Janet's musings

A collection of thoughts, ideas, and meditations. (a.k.a. the randomness that goes through my head)

Wednesday, April 13, 2005

It's all about the jaw

I'm feeling a bit scattered right now, so here are some of my thoughts.

-For the past 4 days my mouth/jaw/tooth has been bothering me. I woke up Sunday and my jaw hurt and then it started to get worse. By Monday night, I was almost in tears because it hurt so bad. So, I called my mom and had her make me a dentist appointment (she works for a dentist, no I don't usually have my mom make all my appointments for me). I figured yesterday that it was my wisdom tooth and it would need to be taken out. Which I was fine with because it would stop the pain. So, this morning I woke up to get ready to go to my appointment and guess what. The pain was gone. It turns out that I have jaw problems that are aggravated by me grinding/clenching my teeth. I didn't know that I did that, but that's what the doc says. So, now I have to wear this splint thing at night to keep from doing that. Well, I should say I WILL wear this when I get it which won't be until after my finals are over. Of course, by then I won't be stressed and probably won't be clenching my teeth anymore. Plus, if the pain comes back between now and then there really isn't much I can do about. Not that I wanted to have a tooth pulled, it just would be nice if the problem would be fixed now so I won't have to deal with pain anymore.

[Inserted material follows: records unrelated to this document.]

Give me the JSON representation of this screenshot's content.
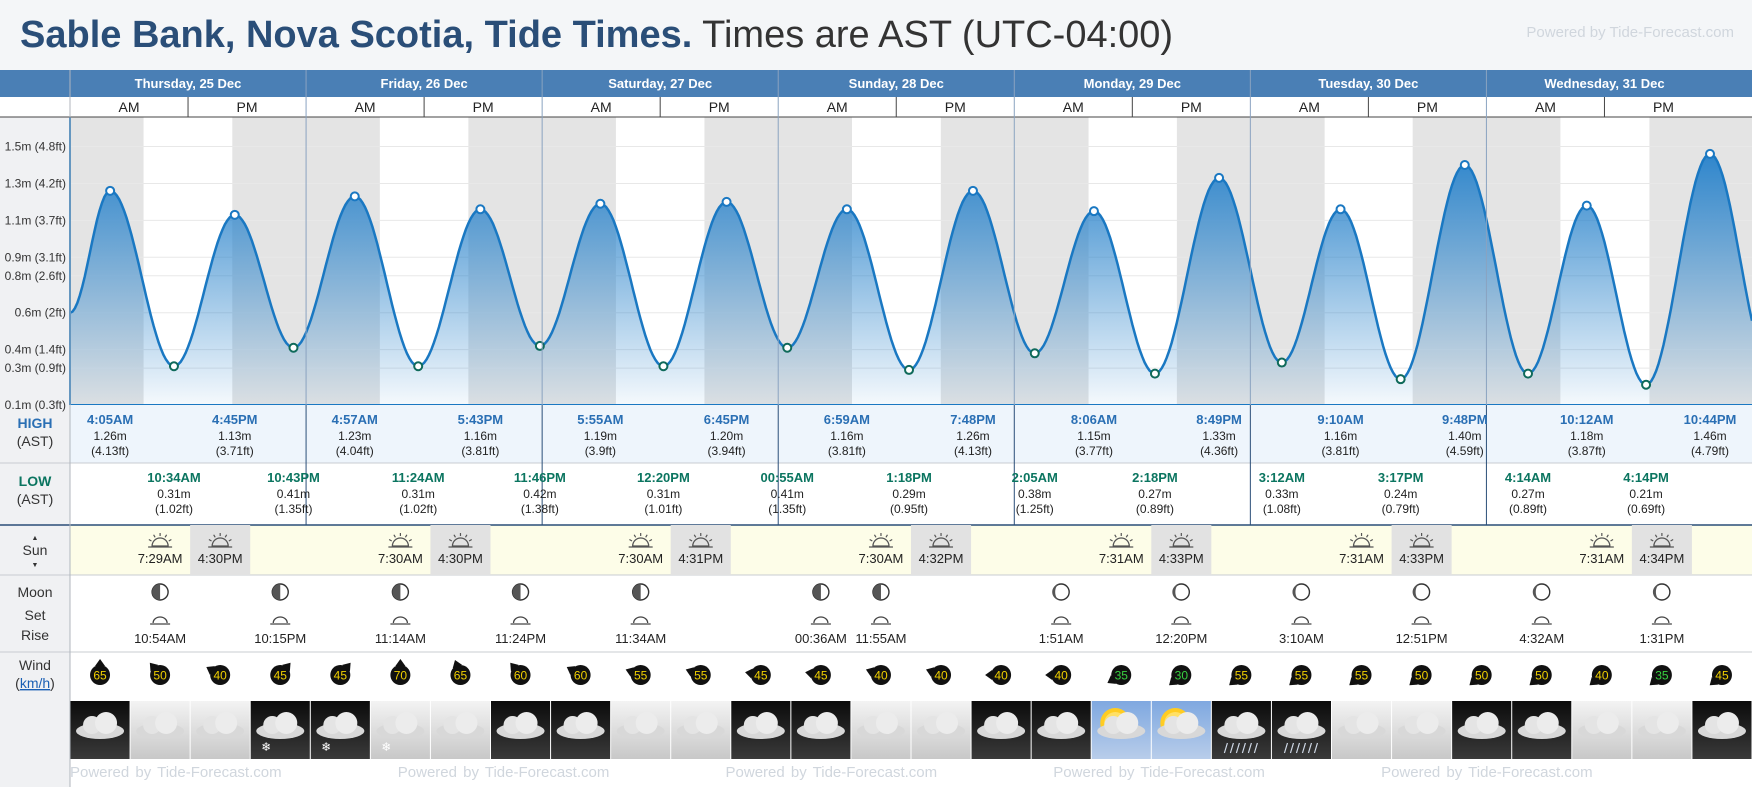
{
  "header": {
    "place": "Sable Bank, Nova Scotia, Tide Times.",
    "timezone": "Times are AST (UTC-04:00)",
    "powered": "Powered by Tide-Forecast.com"
  },
  "labels": {
    "high": "HIGH",
    "low": "LOW",
    "ast": "(AST)",
    "sun": "Sun",
    "moon": "Moon",
    "set": "Set",
    "rise": "Rise",
    "wind": "Wind",
    "wind_unit": "km/h",
    "am": "AM",
    "pm": "PM",
    "sun_arrow_up": "▲",
    "sun_arrow_down": "▼"
  },
  "colors": {
    "header_bar": "#4a7fb5",
    "tide_line": "#1a78c2",
    "tide_fill_top": "#2f86cc",
    "night_band": "#e4e4e4",
    "sun_row": "#fdfde8",
    "wind_high": "#f0d000",
    "wind_low": "#38d040"
  },
  "chart_data": {
    "type": "area",
    "ylabel": "",
    "yticks": [
      "0.1m (0.3ft)",
      "0.3m (0.9ft)",
      "0.4m (1.4ft)",
      "0.6m (2ft)",
      "0.8m (2.6ft)",
      "0.9m (3.1ft)",
      "1.1m (3.7ft)",
      "1.3m (4.2ft)",
      "1.5m (4.8ft)"
    ],
    "ytick_values": [
      0.1,
      0.3,
      0.4,
      0.6,
      0.8,
      0.9,
      1.1,
      1.3,
      1.5
    ],
    "ylim": [
      0.1,
      1.66
    ],
    "xlim_hours": [
      0,
      171
    ],
    "start_level": 0.6,
    "days": [
      "Thursday, 25 Dec",
      "Friday, 26 Dec",
      "Saturday, 27 Dec",
      "Sunday, 28 Dec",
      "Monday, 29 Dec",
      "Tuesday, 30 Dec",
      "Wednesday, 31 Dec"
    ],
    "night_bands": [
      [
        0,
        7.48
      ],
      [
        16.5,
        31.5
      ],
      [
        40.5,
        55.5
      ],
      [
        64.5,
        79.5
      ],
      [
        88.53,
        103.55
      ],
      [
        112.53,
        127.55
      ],
      [
        136.5,
        151.52
      ],
      [
        160.57,
        171
      ]
    ],
    "extremes": [
      {
        "h": 4.08,
        "v": 1.26,
        "type": "high",
        "time": "4:05AM",
        "m": "1.26m",
        "ft": "(4.13ft)"
      },
      {
        "h": 10.57,
        "v": 0.31,
        "type": "low",
        "time": "10:34AM",
        "m": "0.31m",
        "ft": "(1.02ft)"
      },
      {
        "h": 16.75,
        "v": 1.13,
        "type": "high",
        "time": "4:45PM",
        "m": "1.13m",
        "ft": "(3.71ft)"
      },
      {
        "h": 22.72,
        "v": 0.41,
        "type": "low",
        "time": "10:43PM",
        "m": "0.41m",
        "ft": "(1.35ft)"
      },
      {
        "h": 28.95,
        "v": 1.23,
        "type": "high",
        "time": "4:57AM",
        "m": "1.23m",
        "ft": "(4.04ft)"
      },
      {
        "h": 35.4,
        "v": 0.31,
        "type": "low",
        "time": "11:24AM",
        "m": "0.31m",
        "ft": "(1.02ft)"
      },
      {
        "h": 41.72,
        "v": 1.16,
        "type": "high",
        "time": "5:43PM",
        "m": "1.16m",
        "ft": "(3.81ft)"
      },
      {
        "h": 47.77,
        "v": 0.42,
        "type": "low",
        "time": "11:46PM",
        "m": "0.42m",
        "ft": "(1.38ft)"
      },
      {
        "h": 53.92,
        "v": 1.19,
        "type": "high",
        "time": "5:55AM",
        "m": "1.19m",
        "ft": "(3.9ft)"
      },
      {
        "h": 60.33,
        "v": 0.31,
        "type": "low",
        "time": "12:20PM",
        "m": "0.31m",
        "ft": "(1.01ft)"
      },
      {
        "h": 66.75,
        "v": 1.2,
        "type": "high",
        "time": "6:45PM",
        "m": "1.20m",
        "ft": "(3.94ft)"
      },
      {
        "h": 72.92,
        "v": 0.41,
        "type": "low",
        "time": "00:55AM",
        "m": "0.41m",
        "ft": "(1.35ft)"
      },
      {
        "h": 78.98,
        "v": 1.16,
        "type": "high",
        "time": "6:59AM",
        "m": "1.16m",
        "ft": "(3.81ft)"
      },
      {
        "h": 85.3,
        "v": 0.29,
        "type": "low",
        "time": "1:18PM",
        "m": "0.29m",
        "ft": "(0.95ft)"
      },
      {
        "h": 91.8,
        "v": 1.26,
        "type": "high",
        "time": "7:48PM",
        "m": "1.26m",
        "ft": "(4.13ft)"
      },
      {
        "h": 98.08,
        "v": 0.38,
        "type": "low",
        "time": "2:05AM",
        "m": "0.38m",
        "ft": "(1.25ft)"
      },
      {
        "h": 104.1,
        "v": 1.15,
        "type": "high",
        "time": "8:06AM",
        "m": "1.15m",
        "ft": "(3.77ft)"
      },
      {
        "h": 110.3,
        "v": 0.27,
        "type": "low",
        "time": "2:18PM",
        "m": "0.27m",
        "ft": "(0.89ft)"
      },
      {
        "h": 116.82,
        "v": 1.33,
        "type": "high",
        "time": "8:49PM",
        "m": "1.33m",
        "ft": "(4.36ft)"
      },
      {
        "h": 123.2,
        "v": 0.33,
        "type": "low",
        "time": "3:12AM",
        "m": "0.33m",
        "ft": "(1.08ft)"
      },
      {
        "h": 129.17,
        "v": 1.16,
        "type": "high",
        "time": "9:10AM",
        "m": "1.16m",
        "ft": "(3.81ft)"
      },
      {
        "h": 135.28,
        "v": 0.24,
        "type": "low",
        "time": "3:17PM",
        "m": "0.24m",
        "ft": "(0.79ft)"
      },
      {
        "h": 141.8,
        "v": 1.4,
        "type": "high",
        "time": "9:48PM",
        "m": "1.40m",
        "ft": "(4.59ft)"
      },
      {
        "h": 148.23,
        "v": 0.27,
        "type": "low",
        "time": "4:14AM",
        "m": "0.27m",
        "ft": "(0.89ft)"
      },
      {
        "h": 154.2,
        "v": 1.18,
        "type": "high",
        "time": "10:12AM",
        "m": "1.18m",
        "ft": "(3.87ft)"
      },
      {
        "h": 160.23,
        "v": 0.21,
        "type": "low",
        "time": "4:14PM",
        "m": "0.21m",
        "ft": "(0.69ft)"
      },
      {
        "h": 166.73,
        "v": 1.46,
        "type": "high",
        "time": "10:44PM",
        "m": "1.46m",
        "ft": "(4.79ft)"
      }
    ]
  },
  "sun": [
    {
      "col": 1,
      "time": "7:29AM",
      "kind": "rise"
    },
    {
      "col": 2,
      "time": "4:30PM",
      "kind": "set"
    },
    {
      "col": 5,
      "time": "7:30AM",
      "kind": "rise"
    },
    {
      "col": 6,
      "time": "4:30PM",
      "kind": "set"
    },
    {
      "col": 9,
      "time": "7:30AM",
      "kind": "rise"
    },
    {
      "col": 10,
      "time": "4:31PM",
      "kind": "set"
    },
    {
      "col": 13,
      "time": "7:30AM",
      "kind": "rise"
    },
    {
      "col": 14,
      "time": "4:32PM",
      "kind": "set"
    },
    {
      "col": 17,
      "time": "7:31AM",
      "kind": "rise"
    },
    {
      "col": 18,
      "time": "4:33PM",
      "kind": "set"
    },
    {
      "col": 21,
      "time": "7:31AM",
      "kind": "rise"
    },
    {
      "col": 22,
      "time": "4:33PM",
      "kind": "set"
    },
    {
      "col": 25,
      "time": "7:31AM",
      "kind": "rise"
    },
    {
      "col": 26,
      "time": "4:34PM",
      "kind": "set"
    }
  ],
  "moon": [
    {
      "col": 1,
      "time": "10:54AM",
      "kind": "set",
      "phase": "half-left"
    },
    {
      "col": 3,
      "time": "10:15PM",
      "kind": "rise",
      "phase": "half-left"
    },
    {
      "col": 5,
      "time": "11:14AM",
      "kind": "set",
      "phase": "half-left"
    },
    {
      "col": 7,
      "time": "11:24PM",
      "kind": "rise",
      "phase": "half-left"
    },
    {
      "col": 9,
      "time": "11:34AM",
      "kind": "set",
      "phase": "half-left"
    },
    {
      "col": 12,
      "time": "00:36AM",
      "kind": "rise",
      "phase": "half-left"
    },
    {
      "col": 13,
      "time": "11:55AM",
      "kind": "set",
      "phase": "half-left"
    },
    {
      "col": 16,
      "time": "1:51AM",
      "kind": "rise",
      "phase": "crescent"
    },
    {
      "col": 18,
      "time": "12:20PM",
      "kind": "set",
      "phase": "crescent"
    },
    {
      "col": 20,
      "time": "3:10AM",
      "kind": "rise",
      "phase": "crescent"
    },
    {
      "col": 22,
      "time": "12:51PM",
      "kind": "set",
      "phase": "crescent"
    },
    {
      "col": 24,
      "time": "4:32AM",
      "kind": "rise",
      "phase": "crescent"
    },
    {
      "col": 26,
      "time": "1:31PM",
      "kind": "set",
      "phase": "crescent"
    }
  ],
  "wind": [
    {
      "v": "65",
      "dir": 180,
      "c": "y"
    },
    {
      "v": "50",
      "dir": 140,
      "c": "y"
    },
    {
      "v": "40",
      "dir": 120,
      "c": "y"
    },
    {
      "v": "45",
      "dir": 220,
      "c": "y"
    },
    {
      "v": "45",
      "dir": 220,
      "c": "y"
    },
    {
      "v": "70",
      "dir": 180,
      "c": "y"
    },
    {
      "v": "65",
      "dir": 160,
      "c": "y"
    },
    {
      "v": "60",
      "dir": 140,
      "c": "y"
    },
    {
      "v": "60",
      "dir": 120,
      "c": "y"
    },
    {
      "v": "55",
      "dir": 110,
      "c": "y"
    },
    {
      "v": "55",
      "dir": 110,
      "c": "y"
    },
    {
      "v": "45",
      "dir": 100,
      "c": "y"
    },
    {
      "v": "45",
      "dir": 100,
      "c": "y"
    },
    {
      "v": "40",
      "dir": 110,
      "c": "y"
    },
    {
      "v": "40",
      "dir": 110,
      "c": "y"
    },
    {
      "v": "40",
      "dir": 90,
      "c": "y"
    },
    {
      "v": "40",
      "dir": 90,
      "c": "y"
    },
    {
      "v": "35",
      "dir": 60,
      "c": "g"
    },
    {
      "v": "30",
      "dir": 50,
      "c": "g"
    },
    {
      "v": "55",
      "dir": 50,
      "c": "y"
    },
    {
      "v": "55",
      "dir": 50,
      "c": "y"
    },
    {
      "v": "55",
      "dir": 50,
      "c": "y"
    },
    {
      "v": "50",
      "dir": 50,
      "c": "y"
    },
    {
      "v": "50",
      "dir": 50,
      "c": "y"
    },
    {
      "v": "50",
      "dir": 50,
      "c": "y"
    },
    {
      "v": "40",
      "dir": 50,
      "c": "y"
    },
    {
      "v": "35",
      "dir": 50,
      "c": "g"
    },
    {
      "v": "45",
      "dir": 50,
      "c": "y"
    }
  ],
  "weather": [
    {
      "icon": "cloud-night",
      "snow": false,
      "rain": false
    },
    {
      "icon": "cloud-day",
      "snow": false,
      "rain": false
    },
    {
      "icon": "cloud-day",
      "snow": false,
      "rain": false
    },
    {
      "icon": "cloud-night",
      "snow": true,
      "rain": false
    },
    {
      "icon": "cloud-night",
      "snow": true,
      "rain": false
    },
    {
      "icon": "cloud-day",
      "snow": true,
      "rain": false
    },
    {
      "icon": "cloud-day",
      "snow": false,
      "rain": false
    },
    {
      "icon": "cloud-night",
      "snow": false,
      "rain": false
    },
    {
      "icon": "cloud-night",
      "snow": false,
      "rain": false
    },
    {
      "icon": "cloud-day",
      "snow": false,
      "rain": false
    },
    {
      "icon": "cloud-day",
      "snow": false,
      "rain": false
    },
    {
      "icon": "cloud-night",
      "snow": false,
      "rain": false
    },
    {
      "icon": "cloud-night",
      "snow": false,
      "rain": false
    },
    {
      "icon": "cloud-day",
      "snow": false,
      "rain": false
    },
    {
      "icon": "cloud-day",
      "snow": false,
      "rain": false
    },
    {
      "icon": "cloud-night",
      "snow": false,
      "rain": false
    },
    {
      "icon": "cloud-night",
      "snow": false,
      "rain": false
    },
    {
      "icon": "sun-cloud",
      "snow": false,
      "rain": false
    },
    {
      "icon": "sun-cloud",
      "snow": false,
      "rain": false
    },
    {
      "icon": "cloud-night",
      "snow": false,
      "rain": true
    },
    {
      "icon": "cloud-night",
      "snow": false,
      "rain": true
    },
    {
      "icon": "cloud-day",
      "snow": false,
      "rain": false
    },
    {
      "icon": "cloud-day",
      "snow": false,
      "rain": false
    },
    {
      "icon": "cloud-night",
      "snow": false,
      "rain": false
    },
    {
      "icon": "cloud-night",
      "snow": false,
      "rain": false
    },
    {
      "icon": "cloud-day",
      "snow": false,
      "rain": false
    },
    {
      "icon": "cloud-day",
      "snow": false,
      "rain": false
    },
    {
      "icon": "cloud-night",
      "snow": false,
      "rain": false
    }
  ]
}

-I started dissecting this week. Basically what this means is that eventhough I've been going into the lab to find structures and study all along, now it's my turn to clean everything out. It's hard to explain, but trust me it's a pain in the butt. Although on the upside, I got to use a bone saw today. Actually, I got to cut the mandible (jaw). Which is somewhat ironic considering the jaw issues I'm having now...

-So, as some people know, I was conned into signing up for an online dating thing a few months back. Basically, I'm addicted to personality tests and they had a free test. Well it's kinda free, but then they start "matching" you up with people and get you to want to talk to them, but of course you can't until you pay. So, I thought what the hell, why not? Well, I let my subscription expire today. Actually, I cancelled it because I was getting like 5 matches a day and it was just annoying me. See what's funny is supposedly it some scientific matching system, but yet I ended up with over 120 matches for the 3 months I was doing it. Is it really possible that many guys are "perfect" for me? And if so, why can I not meet them on my own? I wonder about this whole matching deal as it is anyway. I was talking to a guy I met online for a couple of months and honestly we weren't a good match. I mean, he was nice and interesting and probably a great guy but he wasn't a good match for me. We had very different backgrounds, beliefs, etc. and I wonder on what basis the website decided we would be a good match. While I did not find love on the internet, I did learn some things about myself. 1) I'm not even close to being ready to get married. It seemed like most of the guys I talked to were itching to get hitched. That freaked me out. 2)I like my independence and freedom. 3) I'm not a fan of terms of endearment. I never really knew that until someone called me baby. Apparently I don't like that sort of thing.

Well, I'm going to crawl into bed and read for awhile.

2 Comments:

  • At 9:16 AM, Anonymous Anonymous said…

    Or maybe you would like being called "baby" by someone you really, really liked?

    Then again, I'm like, the queen of terms of endearment. I love them. But that's only because it allows me to call Allie and S the same thing. Crazy. I'm crazy.

     
  • At 3:10 PM, Blogger readhead said…

    Okay the whole "cutting of the mandible" really creeped me out. ICK!

    Hey and since you are edging towards summer vaca why not start thinking of coming up to MN to visit me? You and kateromo could visit together. Hey hey, come on I know you want to!